Is Data Growth the Cancer of Genomics?
Barbara Murphy. May 29, 2018
We recently attended BioIT World Boston, a leading show that brings together a community of biologists, data scientists and IT infrastructure personnel, all focused on advancing medicine through new discovery methods, with leaders in HPC storage and other technologies. We took the time to profile our prospective customer base in return for a chance to win one of the coolest giveaways at the show. The results provide some really great insight into the intersection of genomics, IT and the cloud. This blog post provides a summary of the insights gained.
Genomics Customers are Cloud Savvy
There has been an ongoing debate on how much HPC is really done in the cloud. According to Addison Snell, CEO of Intersect360, cloud adoption is the fastest growing segment of the HPC market space. He highlights that cloud is predominantly used when the workloads are inconsistent and the resources are used for a relatively short period of time.

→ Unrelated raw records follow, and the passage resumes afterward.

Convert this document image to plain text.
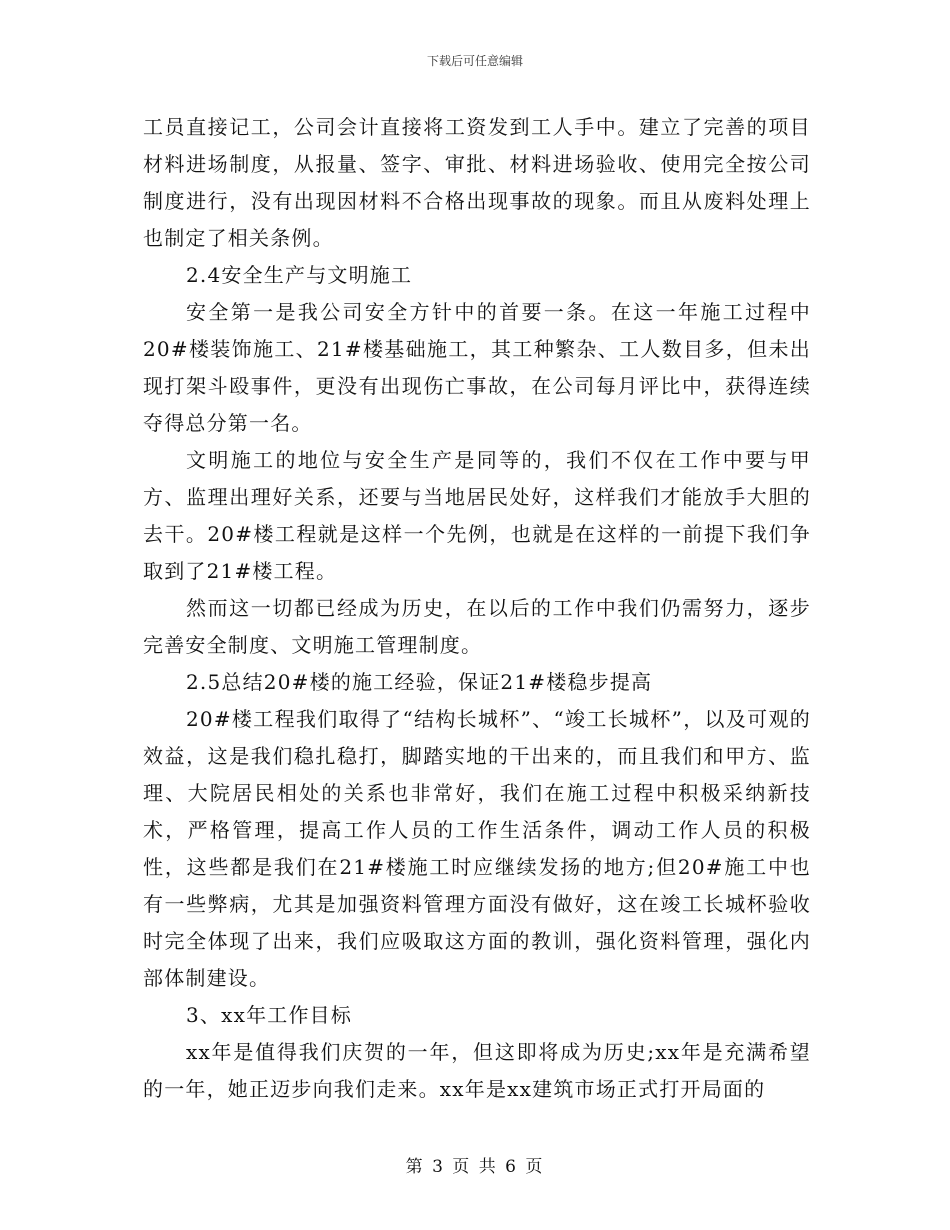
下载后可任意编辑

工员直接记工，公司会计直接将工资发到工人手中。建立了完善的项目材料进场制度，从报量、签字、审批、材料进场验收、使用完全按公司制度进行，没有出现因材料不合格出现事故的现象。而且从废料处理上也制定了相关条例。

2.4安全生产与文明施工

安全第一是我公司安全方针中的首要一条。在这一年施工过程中20#楼装饰施工、21#楼基础施工，其工种繁杂、工人数目多，但未出现打架斗殴事件，更没有出现伤亡事故，在公司每月评比中，获得连续夺得总分第一名。

文明施工的地位与安全生产是同等的，我们不仅在工作中要与甲方、监理出理好关系，还要与当地居民处好，这样我们才能放手大胆的去干。20#楼工程就是这样一个先例，也就是在这样的一前提下我们争取到了21#楼工程。

然而这一切都已经成为历史，在以后的工作中我们仍需努力，逐步完善安全制度、文明施工管理制度。

2.5总结20#楼的施工经验，保证21#楼稳步提高

20#楼工程我们取得了“结构长城杯”、“竣工长城杯”，以及可观的效益，这是我们稳扎稳打，脚踏实地的干出来的，而且我们和甲方、监理、大院居民相处的关系也非常好，我们在施工过程中积极采纳新技术，严格管理，提高工作人员的工作生活条件，调动工作人员的积极性，这些都是我们在21#楼施工时应继续发扬的地方;但20#施工中也有一些弊病，尤其是加强资料管理方面没有做好，这在竣工长城杯验收时完全体现了出来，我们应吸取这方面的教训，强化资料管理，强化内部体制建设。

3、xx年工作目标

xx年是值得我们庆贺的一年，但这即将成为历史;xx年是充满希望的一年，她正迈步向我们走来。xx年是xx建筑市场正式打开局面的

第 3 页 共 6 页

Genomic workloads fit well within the profile that Intersect360 has outlined, the research pipeline has computationally intensive periods that fit well with the elasticity of cloud (public or private ) infrastructure. Our research revealed that almost 50% of the responders were using public cloud services. AWS dominates HPC in the cloud, with Google in #2 position and Microsoft Azure a distant third place. While the volume of customers using cloud was significantly higher than we saw in our AI machine learning blog post, the relative rank of the cloud vendors is the same.
That said, as the data sets get larger customers are more likely to keep data on premises. WekaIO Matrix has a great cloud-bursting feature that it allows customers to take advantage of elastic compute in the cloud while maintaining the large scale data sets on premises.
Genomics is a Data Hungry Segment
Genomic sequencing generates a tremendous amount of data. A single human genome contains 3 billion base pairs and after sorting and processing the finished file takes approximately 100GBytes of capacity. Extrapolating that out to a large sample it does not take long before the data growth explodes. It was no surprise then that the biggest pain point experienced by genomics customers is scaling capacity as the data sets grow. Over 40% of the respondents cited data scaling as their biggest pain point. When we sampled show attendees 75% had significant data sets and when you consider that 100TB only represents 1000 unique genomic samples it is relatively easy to see how storage grows exponentially.To add to the challenge, all of this data is relevant for future research so none can be thrown away, in fact one customer reported that she will have to maintain a 30 year history of the data set.
Storage Performance to a Single GPU Server
The second biggest problem was poor application performance, which usually translates into poor storage performance. One of the biggest challenges with traditional genomic storage systems is that capacity scaling is achieved with a scale-out NAS solution, but the access protocol is over an NFS network share. NFS (Not for Speed) is a protocol developed in 1984 when the average LAN speed was 1Mbit/second. Today’s enterprise networks can easily handle 10,000 times more throughput and the NFS protocol has become the bottleneck with a bandwidth limitation of 1GByte/second. This was proven out in the Nvidia labs when testing WekaIO against NFS.
Research requires a single namespace to ensure researchers can access data quickly and easily. That workflow requires an intelligent architecture that can stage the data according to its heat map and WekaIO Matrix is the only file system that can solve the genome storage challenge with a system that will scale to global level.
The WekaIO Global Namespace
Matrix is the only file system that allows data to be archived on low cost infrastructure while still fully accessible to the applications – with no need for additional management software. It can scale to trillions of files and hundreds of Petabytes in a single namespace, and with the ability to seamlessly integrate object storage it delivers cost dynamics that make sequencing all life a possibility.